Aiko looks at me. “Meat wallpaper?”

I shrug. “Sometimes I don’t think before I speak.”

“Sometimes?” Felicity sounds incredulous.

Not exactly an expression of desire for our continued relationship that.

“Can someone at least please do something.” Devon is hanging onto a shelf. The water is only twelve inches from the wires. It’s almost up to my chin.

“If I skewer Malcolm it’s his own feckin’ fault.”

“Police are three minutes away,” Clyde adds to no one in particular. He sounds like the talking clock.

Kayla sloshes towards the steps.

The explosion lifts her off her feet.

She flies back through the water. A great white spray swamps the room. Water slams over my head. I gasp in a great ugly mouthful. It laps against the back of my throat, and I gag, convulsing under the waves. My arms and legs spasm, driving me upwards. My head breaks the water. Chaos reigns once more.

I dive towards the spot where I assume Kayla must have gone under. I collide with something. A tangle of limbs. I head for the surface and for a moment I can’t find it. Waves slosh around me. I panic, kick. I break the surface. I’ve got one of Kayla’s arms. She’s unconscious. When I finally manage to get out of here I am going to give Malcolm a stern bloody lecture on the nature of tardiness.

And there he comes now… except why is he coming down here? Why is he coming down the stairs backwards? And who on earth is he firing that massive assault rifle at?

SIXTY-EIGHT

“B
ack!” Malcolm bellows, between bursts of rifle fire. “Fall back!”

Despite his urgency, this proves an unpopular suggestion.

Devon is the first to reach him, floundering through the sloshing water. She barrels into him and his shots go wide. Ricochets ping off the stair rail.

“Back!” he yells again.

“We’ve got to get out of here.” I surge forward, struggling to keep Kayla’s head above the water.

“What’s going on?” Aiko yells at the same time.

“The generator!” Devon is shrieking. “It’s going to fry us all.”

Malcolm keeps on firing, blocking the stairway, even as Clyde tries to pilot his angular body past him.

“Speak!” Tabitha barks at him. “Inform!”

“Sit rep, major!” Felicity’s voice slices through the madness like a flaming sword through a time-travelling Russian’s space-glove.

Malcolm comes up short, almost flinching to attention before hunkering down against the stair rails. “Russians,” he says. “Still engaged.”

Balls. That was not exactly the plan. They were more meant to flee in terror. Maybe I’m overly keen on the tactical withdrawal as a strategic option.

“Positions?” Felicity snaps at him.

“Ten, one, and two,” Malcolm barks back.

At that moment lightning arcs through the doorway. The concrete lintel sprays shrapnel. Devon shrieks.

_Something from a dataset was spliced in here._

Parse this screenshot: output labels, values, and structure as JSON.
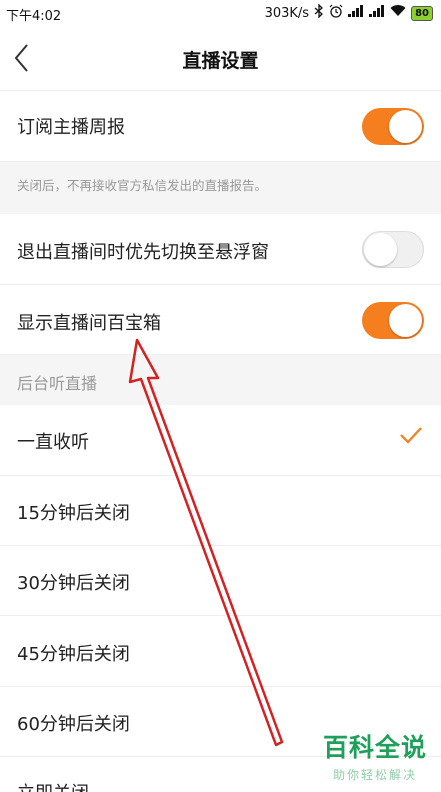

We’re crowded in the mouth of the stairs. I’m treading water now. I glance back. The water is two inches from the wires.

“We better do this fast,” I say.

Felicity nods. “Malcolm take point. Suppressing fire. Clyde and I will flank out behind you. Arthur, can you use that sword?”

“Erm,” I start.

“He can’t.” Aiko apparently has no compunctions about eviscerating my pride.

“What I thought,” Felicity says.

Did no one else see me take out Punin? That was all me.

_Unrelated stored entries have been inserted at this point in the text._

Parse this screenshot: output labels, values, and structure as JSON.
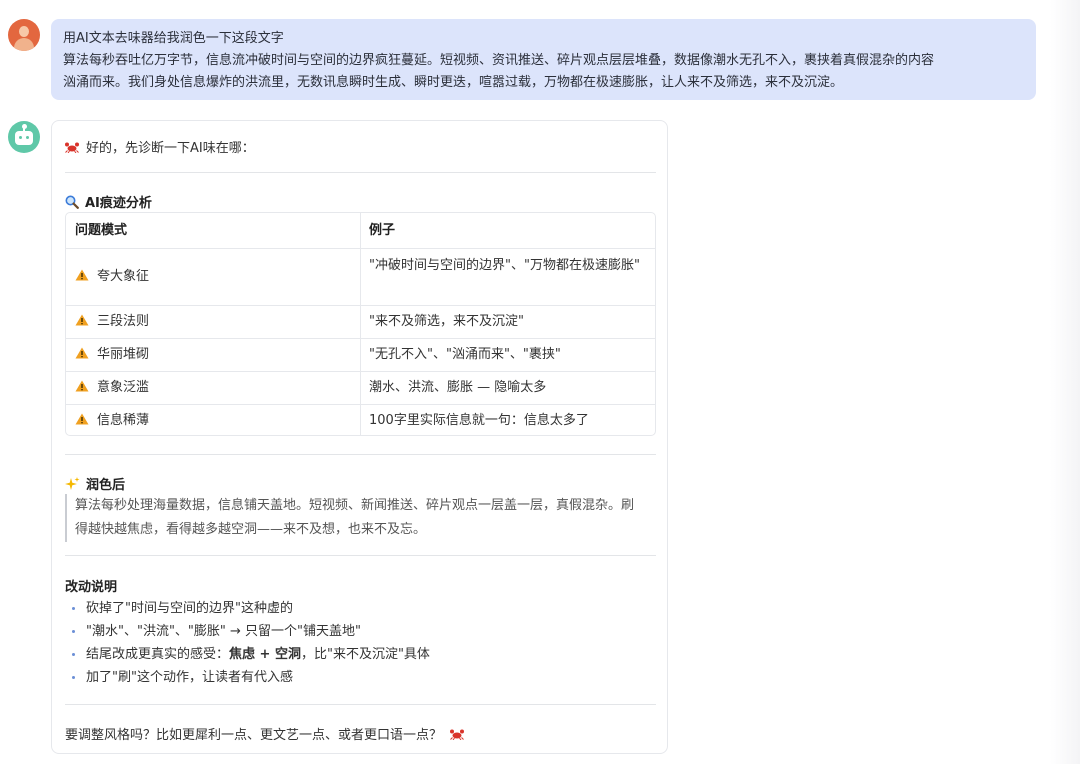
{
  "user_message": {
    "line1": "用AI文本去味器给我润色一下这段文字",
    "line2": "算法每秒吞吐亿万字节，信息流冲破时间与空间的边界疯狂蔓延。短视频、资讯推送、碎片观点层层堆叠，数据像潮水无孔不入，裹挟着真假混杂的内容",
    "line3": "汹涌而来。我们身处信息爆炸的洪流里，无数讯息瞬时生成、瞬时更迭，喧嚣过载，万物都在极速膨胀，让人来不及筛选，来不及沉淀。"
  },
  "bot_message": {
    "intro": "好的，先诊断一下AI味在哪：",
    "analysis_title": "AI痕迹分析",
    "table": {
      "headers": [
        "问题模式",
        "例子"
      ],
      "rows": [
        {
          "pattern": "夸大象征",
          "example": "\"冲破时间与空间的边界\"、\"万物都在极速膨胀\""
        },
        {
          "pattern": "三段法则",
          "example": "\"来不及筛选，来不及沉淀\""
        },
        {
          "pattern": "华丽堆砌",
          "example": "\"无孔不入\"、\"汹涌而来\"、\"裹挟\""
        },
        {
          "pattern": "意象泛滥",
          "example": "潮水、洪流、膨胀 — 隐喻太多"
        },
        {
          "pattern": "信息稀薄",
          "example": "100字里实际信息就一句：信息太多了"
        }
      ]
    },
    "polished_title": "润色后",
    "polished_text": "算法每秒处理海量数据，信息铺天盖地。短视频、新闻推送、碎片观点一层盖一层，真假混杂。刷得越快越焦虑，看得越多越空洞——来不及想，也来不及忘。",
    "changes_title": "改动说明",
    "changes": {
      "b1": "砍掉了\"时间与空间的边界\"这种虚的",
      "b2": "\"潮水\"、\"洪流\"、\"膨胀\" → 只留一个\"铺天盖地\"",
      "b3_pre": "结尾改成更真实的感受：",
      "b3_strong": "焦虑 + 空洞",
      "b3_post": "，比\"来不及沉淀\"具体",
      "b4": "加了\"刷\"这个动作，让读者有代入感"
    },
    "closing": "要调整风格吗？比如更犀利一点、更文艺一点、或者更口语一点？"
  },
  "icons": {
    "crab": "crab-icon",
    "magnifier": "magnifier-icon",
    "sparkles": "sparkles-icon",
    "warning": "warning-icon"
  },
  "colors": {
    "user_bubble": "#dce4fb",
    "bot_avatar": "#5fc8a8",
    "user_avatar": "#e3673f",
    "crab": "#d9342b",
    "warning": "#f0a020",
    "bullet": "#6b8fd6"
  }
}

“Arthur, you and Aiko take a defensive position inside the stairwell with Tabitha and Devon. Keep Kayla safe.”

Another lightning bolt slams into the doorframe. Rubble flies. And I’m not about to turn down a job out of harm’s way. Aiko and I nod in unison. Devon is sobbing now.

“We move in five.” Felicity holds up her hand, fingers extended. “Four.” One finger down. “Three.” Another. “Two. One. Go! Go! Go!”

Malcolm charges forward, screaming, firing, the gun juddering and blasting in his hands. Felicity and Clyde follow hot on his heels. Felicity has her gun held out, Clyde his bare hand. The cavalry.

I heave Kayla up. Aiko heaves Devon back as she makes a leap for the stairway opening. The world in front of us explodes in noise and light. Fire blossoms. Lightning crackles. Figures flit back and forth through space.

We’re on top of the building’s roof. Malcolm brought the whole thing down—a jagged corrugated blanket over a thick layer of rubble. Our exit is a splintered hole punched through cross beams and metal sheeting by a small shaped charge.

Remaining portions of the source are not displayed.